Es difícil vivir del deporte si tu pasión es una disciplina minoritaria, de esas que rara vez salen en la tele. Por ejemplo, la mayoría de «trepapiedras» que conozco trabajan y entrenan de lunes a viernes, escalan el fin de semana y además se las ingenian para compaginar vida social y personal, pero muchas veces me encuentro con gente que puede permitirse estar colgado de una pared todo el año. Algunos estarán sustentados por sus padres.

Otros trabajan algunos meses en trabajos bien pagados y después administran lo ganado. Armando es uno de ellos, un hombre sencillo que cuando lo conocí llevaba un tiempo en la Sierra de Guara. Cuando consiguió tachar la vía que estaba probando agradeció públicamente a sus «sponsors» el apoyo que le habían dado. Sus sponsors eran aquellos que alguna vez le acogieron en casa o le dieron un paquete de arroz para comer.

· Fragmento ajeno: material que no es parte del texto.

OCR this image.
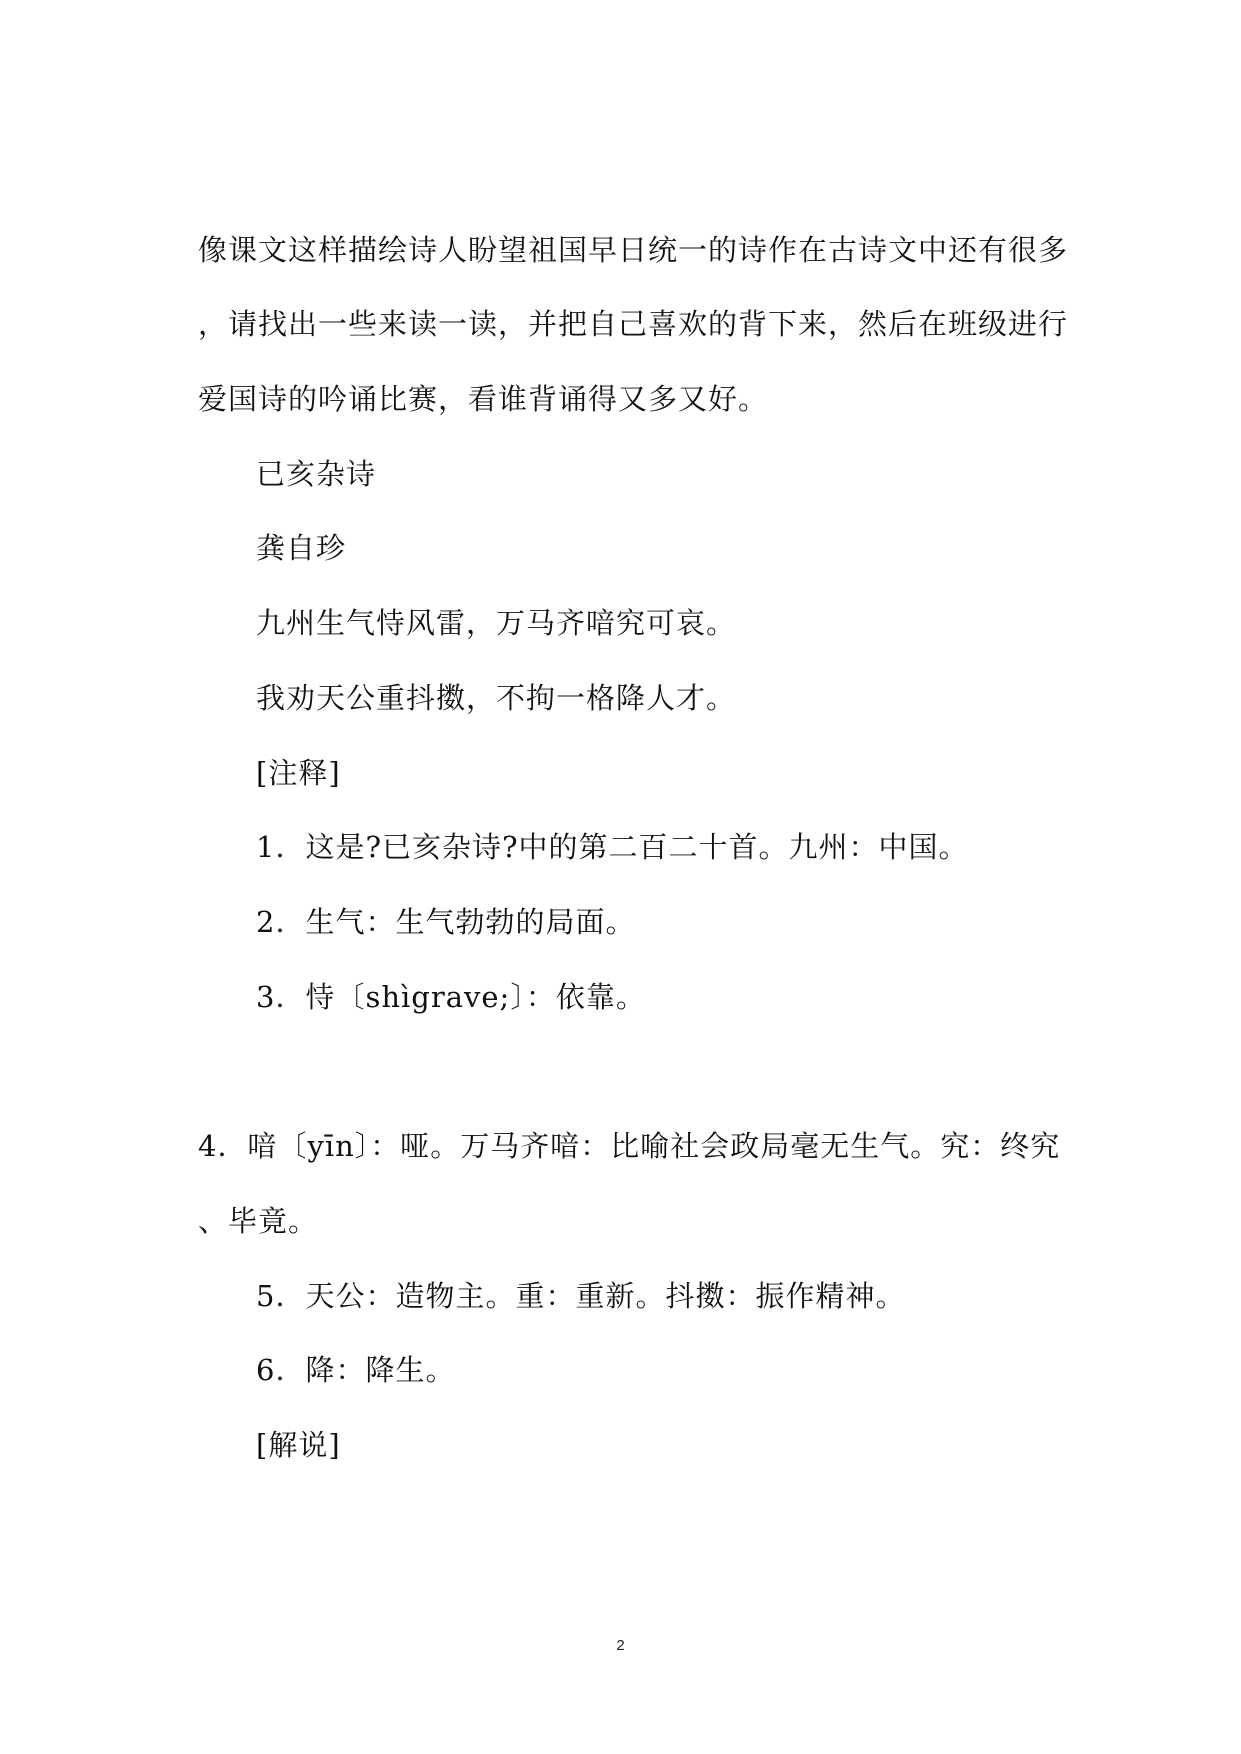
像课文这样描绘诗人盼望祖国早日统一的诗作在古诗文中还有很多
，请找出一些来读一读，并把自己喜欢的背下来，然后在班级进行
爱国诗的吟诵比赛，看谁背诵得又多又好。
已亥杂诗
龚自珍
九州生气恃风雷，万马齐喑究可哀。
我劝天公重抖擞，不拘一格降人才。
[注释]
1．这是?已亥杂诗?中的第二百二十首。九州：中国。
2．生气：生气勃勃的局面。
3．恃〔shìgrave;〕：依靠。
4．喑〔yīn〕：哑。万马齐喑：比喻社会政局毫无生气。究：终究
、毕竟。
5．天公：造物主。重：重新。抖擞：振作精神。
6．降：降生。
[解说]
2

Pero sponsors de verdad tiene Alex Txikon. Desconozco si tiene un trabajo habitual remunerado, pero sé de sus andanzas en las plazas de los pueblos y el esfuerzo que hace para poder vivir de su pasión, el montañismo. Gracias a su carisma ha conseguido subir a las cumbres más altas del mundo con un abrigo de plumas lleno de parches patrocinadores, que no le dan calor pero le aportan un colchón que le vale para cubrir el traslado y comprar un montón de bonito envasado. Hace unos días pudimos verle dándole ánimos al Athletic mientras construía un iglú. Dice que dentro de esa carpa de hielo no se está tan mal.

Yo no estoy en un iglú ni soy una sponsor, pero desde este espacio quisiera mandarle ánimos en su ascenso al K2, porque a veces solo hace falta que alguien te diga que tú puedes.